Imported pets

Christopher Fernandez-Prada, Assistant Professor of Parasitology, Faculty of Veterinary Medicine, Université de Montréal, St-Hyacinthe, QC

Many parasites that occur abroad are not seen, or very rarely, in Canada and several of them are major diseases transmitted by arthropods. Companion animals living in Canada will not have met any of these parasites before travelling abroad and are likely to be susceptible. Veterinarians should consider these important diseases when animals travel to tropical and Mediterranean areas. In addition, and not to be neglected, several of these exotic maladies do not have licensed /veterinary medicines available in Canada, which can lead to long delays before obtaining the correct drug by the veterinarian. It is vital to inform pet owners before and after they have been abroad with their animals, especially when they become ill soon after their return to Canada. Travelling animals should adhere to preventive programs against ticks, sandflies, heartworm and tapeworms. These treatments should be always planned according to current knowledge of pathogens’ prevalence in targeted destinations.

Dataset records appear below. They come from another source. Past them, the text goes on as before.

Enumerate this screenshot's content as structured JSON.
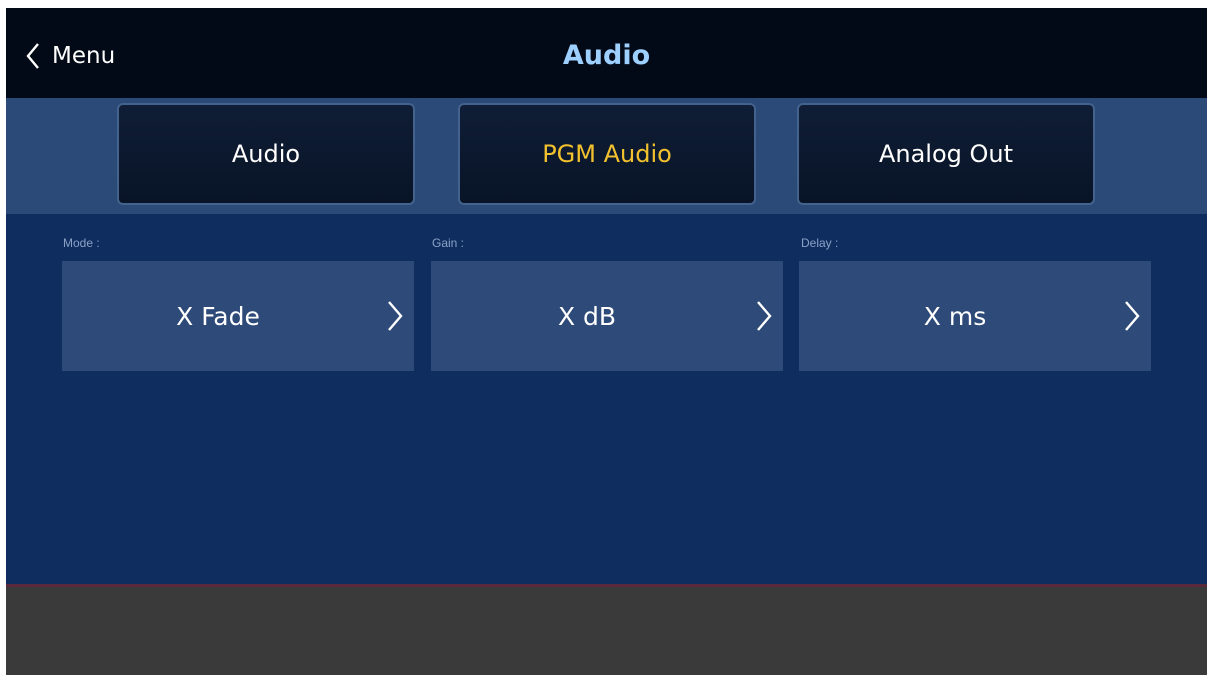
{
  "header": {
    "back_label": "Menu",
    "title": "Audio"
  },
  "tabs": [
    {
      "label": "Audio",
      "active": false
    },
    {
      "label": "PGM Audio",
      "active": true
    },
    {
      "label": "Analog Out",
      "active": false
    }
  ],
  "fields": {
    "mode": {
      "label": "Mode :",
      "value": "X Fade"
    },
    "gain": {
      "label": "Gain :",
      "value": "X dB"
    },
    "delay": {
      "label": "Delay :",
      "value": "X ms"
    }
  },
  "icons": {
    "back": "chevron-left-icon",
    "field_arrow": "chevron-right-icon"
  },
  "colors": {
    "title": "#9ed0ff",
    "active_tab": "#f2c12e",
    "background": "#102d60",
    "topbar": "#020a18"
  }
}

Most frequent diseases include: babesiosis, ehrlichiosis, hepatozoonosis, leishmaniasis, Chagas disease, heartworm and tapeworms. Babesiosis, ehrlichiosis and hepatozoonosis are spread by ticks. Whereas babesiosis and ehrlichiosis are transmitted when the tick feeds, hepatozoonosis occurs when dogs (rarely cats) groom off and swallow infected ticks. Symptoms may include: anemia, fever, weakness and red-to-dark-brown urine in the case of babesiosis and fever, bleeding and depression in the case of ehrlichiosis.  Usually, animals infected by hepatozoonosis do not display clinical signs unless they are affected by a concomitant immunosuppressive disease. These three diseases can be easily confirmed by blood sample testing but treatment is difficult and require specific drugs. Tick control plans are necessary to minimize the risk of infection. 

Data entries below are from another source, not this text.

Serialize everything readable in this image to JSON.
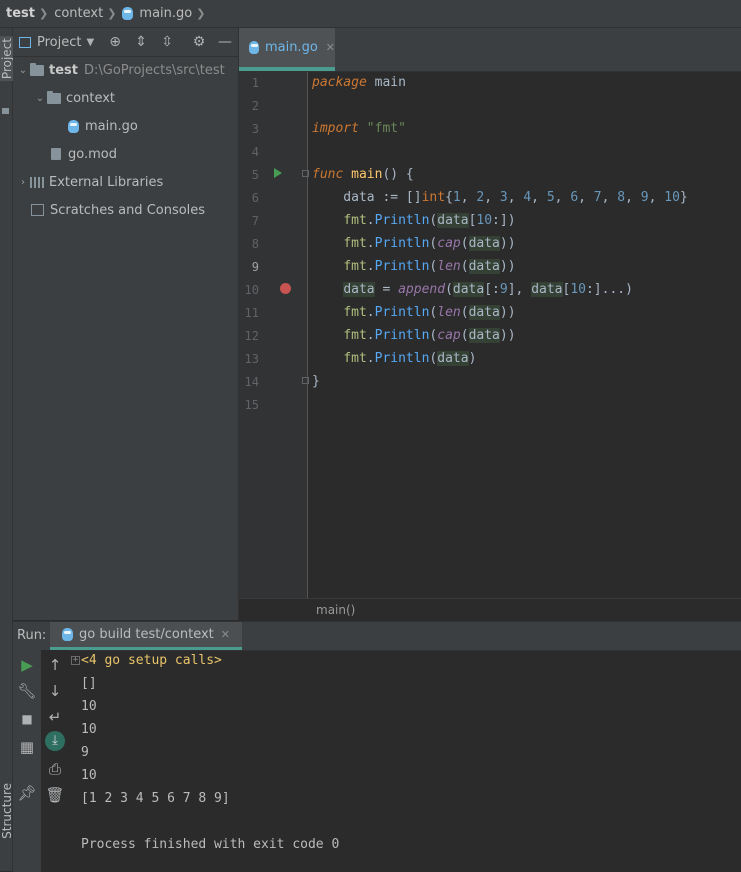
{
  "breadcrumb": [
    "test",
    "context",
    "main.go"
  ],
  "left_strip": {
    "project": "Project",
    "structure": "Structure"
  },
  "project_panel": {
    "title": "Project",
    "tree": [
      {
        "name": "test",
        "detail": "D:\\GoProjects\\src\\test"
      },
      {
        "name": "context"
      },
      {
        "name": "main.go"
      },
      {
        "name": "go.mod"
      },
      {
        "name": "External Libraries"
      },
      {
        "name": "Scratches and Consoles"
      }
    ]
  },
  "editor": {
    "tab": "main.go",
    "line_numbers": [
      "1",
      "2",
      "3",
      "4",
      "5",
      "6",
      "7",
      "8",
      "9",
      "10",
      "11",
      "12",
      "13",
      "14",
      "15"
    ],
    "status": "main()"
  },
  "run": {
    "label": "Run:",
    "tab": "go build test/context",
    "output": [
      "<4 go setup calls>",
      "[]",
      "10",
      "10",
      "9",
      "10",
      "[1 2 3 4 5 6 7 8 9]",
      "",
      "Process finished with exit code 0"
    ]
  },
  "colors": {
    "accent": "#4a9c8e",
    "breakpoint": "#c75450",
    "run": "#499c54"
  }
}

Leishmaniasis and Chagas disease are transmitted by sandflies and kissing-bugs, respectively. Canine leishmaniasis mainly occurs through the tropics, being highly prevalent in wooded areas of the Mediterranean basin. Leishmania parasites are transmitted by the vector during its blood feeding. Leishmaniasis is manifested by a broad spectrum of clinical signs and degrees of severity, which can start a few months or several years after the infection. Clinical signs may include cutaneous (different kinds of skin inflammation, dermatitis and onychogryphosis) and general manifestations: generalized lymphadenomegaly, lethargy, mucous membrane pallor, splenomegaly, polyuria/polydipsia and fever. Leishmaniasis can be confirmed by testing blood (e.g. detection of specific serum antibodies by immunofluorescence antibody test) or biopsy samples (PCR and parasite culture from tissues). Current treatments are highly aggressive, long and expensive. Moreover, clinical response to treatment can vary from very poor to good depending on the initial status of the animal.

Chagas disease is considered endemic in most of Mexico’s territories, Central America, and South America.  Dogs can become infected by Chagas disease by different routes, however, ingestion of infected kissing-bugs represents the most frequent one. Disease symptoms depend on the progression and duration of the infection. Acute phase is characterized by fever, lethargy, swollen lymph nodes, and an enlarged liver and/or spleen. Chronic infection can lead to dilated cardiomyopathy, a severe heart disease that may result in congestive heart failure. Chagas disease diagnostics is highly complex and includes blood testing, urinalysis, X-rays, electrocardiogram and heart ultrasound. Unfortunately, no drug is able to cure Chagas disease, which means that even early-treated dogs will progress to the chronic form of the disease.

Control for both leishmaniasis and Chagas disease should rely on prevention. Prevention measures include: avoiding ‘high-risk’ areas, keep animals inside at dawn and dusk and house dogs indoors at night to reduce exposure to sandflies and kissing-bugs, use repellents, prevent dogs from eating bugs and/or potentially infected animals (mice, rats, etc.). In addition to exotic protozoan parasites, animals travelling abroad may increase their risk of exposure to heartworm and tapeworm infections.